Als we nu alles in de Heilige Schrift nagaan, is het wel het meest waarschijnlijk dat de instelling van het Heilig Avondmaal zich als volgt heeft toegedragen: Jezus heeft eerst met zijn jongeren het Pascha gevierd; toen de maaltijd zo goed als beeindigd was — dus even voor de rondgang van de derde beker, de beker der dankzegging —, heeft Hij brood en wijn (die beker der dankzegging) gesteld tot teken en zegel van zijn lichaam en bloed. Dan was Judas reeds de donkere nacht ingegaan, want die zou dan reeds bij het dopen in de schotel aan het begin ontmaskerd zijn, zonder dat de anderen het verstonden.

We mogen dus wel vaststellen dat Jezus en zijn jongeren eerst het Pascha gevierd hebben en dat daarna door de Heiland het Heilig Avondmaal is ingesteld. Toen hebben ze de lofzang gezongen, waarna ze uitgegaan zijn naar de Olijfberg.

Deze laatste Pascha-viering heeft een zeer bijzonder karakter gehad. Jezus heeft immers dienaangaande zelf gezegd: tot zijn jongeren: Ik heb grotelijks begeerd dit Pascha met u te eten, eer dat Ik lijde. DIT Pascha. Het zou het enige Pascha zijn, het Pascha, waarop Hij zich openlijk als het ware Paaslam zou voorstellen. Hij zou er mee het Pascha van het Oude Verbond doen beëindigen om brood en wijn te stellen tot zegelen van het Nieuwe Verbond in zijn bloed.

Welke ontroering moet de Borg vervuld hebben bij het spreken dezer woorde i en zijn handelwijze daarna. Zijn jongeren hebben er nauwelijks iets van kunnen bevroeden, hoewel ze wel in hun ziel werden aangegrepen door een onzegbaar vermoeden, dat hen met droefheid vervulde.

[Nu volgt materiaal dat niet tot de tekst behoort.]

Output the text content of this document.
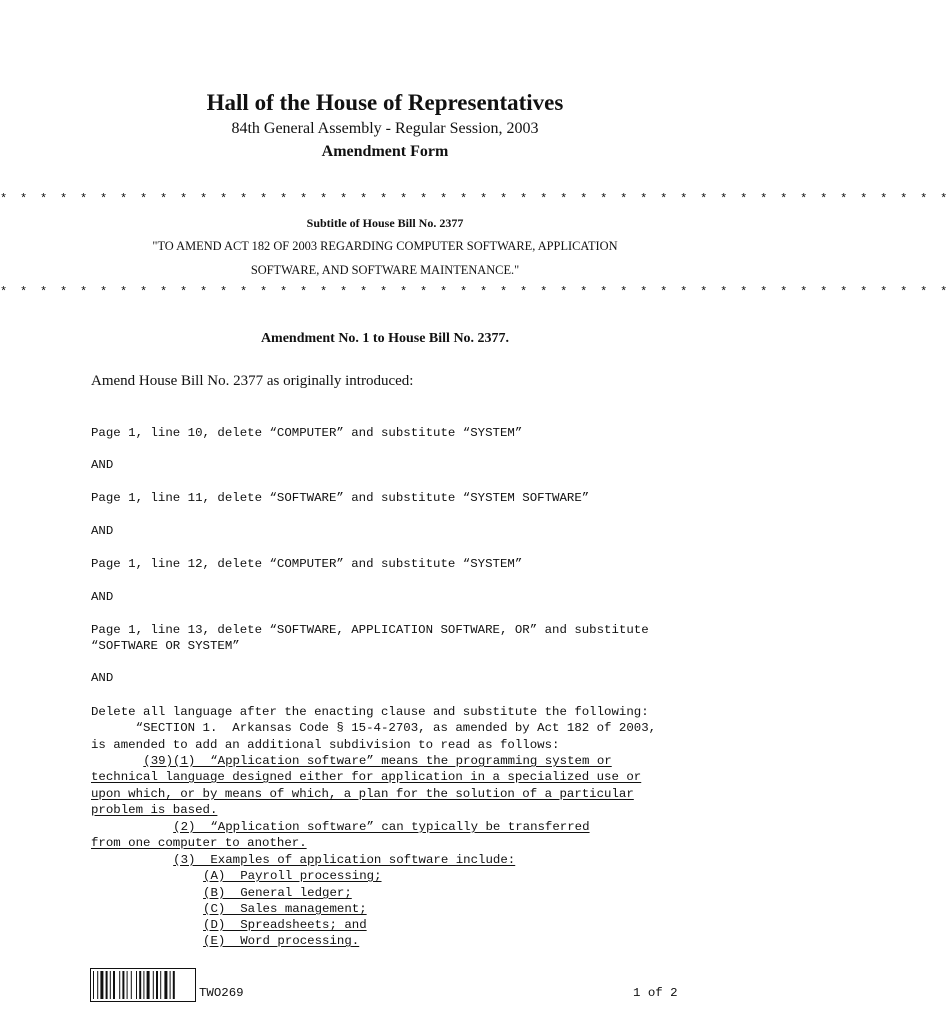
Hall of the House of Representatives
84th General Assembly - Regular Session, 2003
Amendment Form
* * * * * * * * * * * * * * * * * * * * * * * * * * * * * * * * * * * * * * * * * * * * * * * *
Subtitle of House Bill No. 2377
"TO AMEND ACT 182 OF 2003 REGARDING COMPUTER SOFTWARE, APPLICATION
SOFTWARE, AND SOFTWARE MAINTENANCE."
* * * * * * * * * * * * * * * * * * * * * * * * * * * * * * * * * * * * * * * * * * * * * * * *
Amendment No. 1 to House Bill No. 2377.
Amend House Bill No. 2377 as originally introduced:
Page 1, line 10, delete “COMPUTER” and substitute “SYSTEM”
AND
Page 1, line 11, delete “SOFTWARE” and substitute “SYSTEM SOFTWARE”
AND
Page 1, line 12, delete “COMPUTER” and substitute “SYSTEM”
AND
Page 1, line 13, delete “SOFTWARE, APPLICATION SOFTWARE, OR” and substitute
“SOFTWARE OR SYSTEM”
AND
Delete all language after the enacting clause and substitute the following:
“SECTION 1.  Arkansas Code § 15-4-2703, as amended by Act 182 of 2003,
is amended to add an additional subdivision to read as follows:
(39)(1)  “Application software” means the programming system or
technical language designed either for application in a specialized use or
upon which, or by means of which, a plan for the solution of a particular
problem is based.
(2)  “Application software” can typically be transferred
from one computer to another.
(3)  Examples of application software include:
(A)  Payroll processing;
(B)  General ledger;
(C)  Sales management;
(D)  Spreadsheets; and
(E)  Word processing.
TWO269	1 of 2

Zie hier het Paaslam, dat zich onder de wet stelde en het Pascha vierde, om het dan te beëindigen. Want Hij is de Vervulling. Zijn uur was nu gekomen..., de kruisdood was aanstaande. De schaduw werd koninklijk opgeheven. En Hij brak het brood: Dat is mijn lichaam, dat voor u gegeven wordt...; en Hij nam de beker der dankzegging: Deze drinkbeker is het Nieuwe Testament in mijn bloed, hetwelk voor u vergoten wordt. Voortaan zullen het gebroken brood en de vergoten wijn de tekenen en zegelen zijn van Hem als het ware en enige Paaslam, omdat Hij ze zelf heeft aangewezen. Ze zijn geschonken aan zijn Kerk als met zijn ziel gedrenkt, als vervuld van zijn eeuwige liefde.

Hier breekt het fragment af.